ECLI:NL:CRVB:2024:2041
Centrale Raad van Beroep
- Verzet
- Rechtspraak.nl
Verzet tegen niet-ontvankelijk verklaring van hoger beroep wegens niet-betaling griffierecht
Op 24 oktober 2024 heeft de Centrale Raad van Beroep uitspraak gedaan in de zaak met nummer 22/2968 Overig-V. In deze zaak ging het om een verzet dat door appellante was ingediend tegen een eerdere uitspraak van de Raad, waarin het hoger beroep kennelijk niet-ontvankelijk was verklaard omdat het griffierecht niet binnen de gestelde termijn was betaald. De uitspraak van de Raad van 7 maart 2024 had al vastgesteld dat de Raad zich onbevoegd verklaarde om van het hoger beroep kennis te nemen, omdat tegen een uitspraak van de rechtbank, zoals bedoeld in artikel 8:55, zevende lid, van de Algemene wet bestuursrecht, geen hoger beroep kan worden ingesteld. Appellante voerde aan dat de heffing van griffierecht en de procedure voor vrijstelling van griffierecht een ongeoorloofde belemmering vormen voor de toegang tot de rechter.
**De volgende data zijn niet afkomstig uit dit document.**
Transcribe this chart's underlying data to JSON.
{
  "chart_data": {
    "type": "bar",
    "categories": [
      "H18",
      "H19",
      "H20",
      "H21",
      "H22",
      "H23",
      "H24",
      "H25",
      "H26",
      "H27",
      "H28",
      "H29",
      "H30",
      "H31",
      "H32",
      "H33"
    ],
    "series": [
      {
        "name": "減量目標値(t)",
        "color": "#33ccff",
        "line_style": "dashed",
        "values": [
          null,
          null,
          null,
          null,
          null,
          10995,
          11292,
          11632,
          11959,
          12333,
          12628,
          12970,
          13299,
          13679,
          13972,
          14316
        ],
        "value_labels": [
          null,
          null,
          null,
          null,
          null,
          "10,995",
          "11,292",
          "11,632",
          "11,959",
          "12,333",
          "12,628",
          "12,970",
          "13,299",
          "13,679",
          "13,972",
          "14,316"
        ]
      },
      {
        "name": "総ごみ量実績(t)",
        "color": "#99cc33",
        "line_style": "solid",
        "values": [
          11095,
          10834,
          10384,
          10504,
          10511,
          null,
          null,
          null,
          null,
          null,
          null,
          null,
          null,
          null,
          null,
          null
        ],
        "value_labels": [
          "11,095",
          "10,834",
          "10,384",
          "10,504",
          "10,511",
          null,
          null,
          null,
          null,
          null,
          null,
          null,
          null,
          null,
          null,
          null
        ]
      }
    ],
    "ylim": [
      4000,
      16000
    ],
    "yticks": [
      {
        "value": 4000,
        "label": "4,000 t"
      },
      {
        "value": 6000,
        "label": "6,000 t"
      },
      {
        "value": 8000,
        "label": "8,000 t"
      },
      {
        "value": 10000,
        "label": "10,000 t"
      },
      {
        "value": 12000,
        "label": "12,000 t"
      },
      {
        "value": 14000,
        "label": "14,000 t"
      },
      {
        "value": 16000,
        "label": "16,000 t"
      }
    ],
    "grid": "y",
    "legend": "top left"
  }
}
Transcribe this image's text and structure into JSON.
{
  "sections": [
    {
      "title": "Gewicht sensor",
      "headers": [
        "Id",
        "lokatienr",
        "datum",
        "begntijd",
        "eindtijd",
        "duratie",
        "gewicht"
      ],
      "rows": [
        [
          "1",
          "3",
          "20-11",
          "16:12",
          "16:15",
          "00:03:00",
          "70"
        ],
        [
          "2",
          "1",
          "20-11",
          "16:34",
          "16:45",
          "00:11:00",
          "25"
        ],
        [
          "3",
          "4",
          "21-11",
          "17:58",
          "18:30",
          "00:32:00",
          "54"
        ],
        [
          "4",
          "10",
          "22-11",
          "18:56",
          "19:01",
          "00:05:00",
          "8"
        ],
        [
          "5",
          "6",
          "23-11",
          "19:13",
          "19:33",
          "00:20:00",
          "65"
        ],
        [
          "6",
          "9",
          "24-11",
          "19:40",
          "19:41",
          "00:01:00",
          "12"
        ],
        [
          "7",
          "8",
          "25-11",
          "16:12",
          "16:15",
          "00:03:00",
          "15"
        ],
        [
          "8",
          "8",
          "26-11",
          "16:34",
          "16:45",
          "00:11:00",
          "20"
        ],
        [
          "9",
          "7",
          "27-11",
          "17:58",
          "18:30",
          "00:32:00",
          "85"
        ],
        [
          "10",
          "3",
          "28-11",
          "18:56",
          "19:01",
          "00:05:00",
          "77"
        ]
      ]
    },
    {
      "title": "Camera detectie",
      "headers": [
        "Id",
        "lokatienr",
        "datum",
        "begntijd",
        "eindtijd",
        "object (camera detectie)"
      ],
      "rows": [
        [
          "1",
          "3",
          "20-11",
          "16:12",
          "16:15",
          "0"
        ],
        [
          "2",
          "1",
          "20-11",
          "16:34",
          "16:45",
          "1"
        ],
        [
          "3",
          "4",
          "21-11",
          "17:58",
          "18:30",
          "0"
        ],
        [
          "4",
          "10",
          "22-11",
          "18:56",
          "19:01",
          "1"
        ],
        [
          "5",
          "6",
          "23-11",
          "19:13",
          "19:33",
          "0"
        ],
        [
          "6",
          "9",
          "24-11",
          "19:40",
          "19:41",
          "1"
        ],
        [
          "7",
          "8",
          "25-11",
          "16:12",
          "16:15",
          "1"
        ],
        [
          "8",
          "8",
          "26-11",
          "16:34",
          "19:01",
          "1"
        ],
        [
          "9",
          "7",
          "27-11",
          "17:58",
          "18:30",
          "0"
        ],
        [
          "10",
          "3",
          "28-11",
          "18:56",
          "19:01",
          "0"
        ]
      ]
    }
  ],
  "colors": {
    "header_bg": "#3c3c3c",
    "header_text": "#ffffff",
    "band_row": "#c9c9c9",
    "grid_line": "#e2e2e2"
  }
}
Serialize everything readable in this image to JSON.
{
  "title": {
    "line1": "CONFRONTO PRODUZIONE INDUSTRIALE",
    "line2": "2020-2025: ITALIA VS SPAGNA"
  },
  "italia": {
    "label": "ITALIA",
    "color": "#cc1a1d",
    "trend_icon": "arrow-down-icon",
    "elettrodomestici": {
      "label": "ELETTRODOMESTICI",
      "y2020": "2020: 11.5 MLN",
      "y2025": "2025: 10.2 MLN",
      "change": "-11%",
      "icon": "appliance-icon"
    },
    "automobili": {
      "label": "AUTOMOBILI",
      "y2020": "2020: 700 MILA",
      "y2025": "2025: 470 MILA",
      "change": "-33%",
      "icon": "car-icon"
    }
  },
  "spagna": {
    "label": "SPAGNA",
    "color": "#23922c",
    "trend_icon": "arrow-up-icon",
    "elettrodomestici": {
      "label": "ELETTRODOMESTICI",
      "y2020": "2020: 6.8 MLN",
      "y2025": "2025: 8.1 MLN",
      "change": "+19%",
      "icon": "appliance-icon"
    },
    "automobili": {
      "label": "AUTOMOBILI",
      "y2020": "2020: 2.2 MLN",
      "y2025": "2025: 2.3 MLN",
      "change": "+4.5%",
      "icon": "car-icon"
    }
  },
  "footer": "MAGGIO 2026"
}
De Raad oordeelde echter dat deze grond niet slaagde, aangezien het wettelijke appelverbod alleen kan worden doorbroken bij evidente schending van fundamentele rechtsbeginselen of goede procesorde. De Raad concludeerde dat er geen aanleiding was om het appelverbod te doorbreken en dat de regeling omtrent griffierecht in het bestuursrecht in het algemeen de toegang tot de rechter niet belemmert. Het verzet werd dan ook ongegrond verklaard, en er was geen aanleiding voor een proceskostenveroordeling.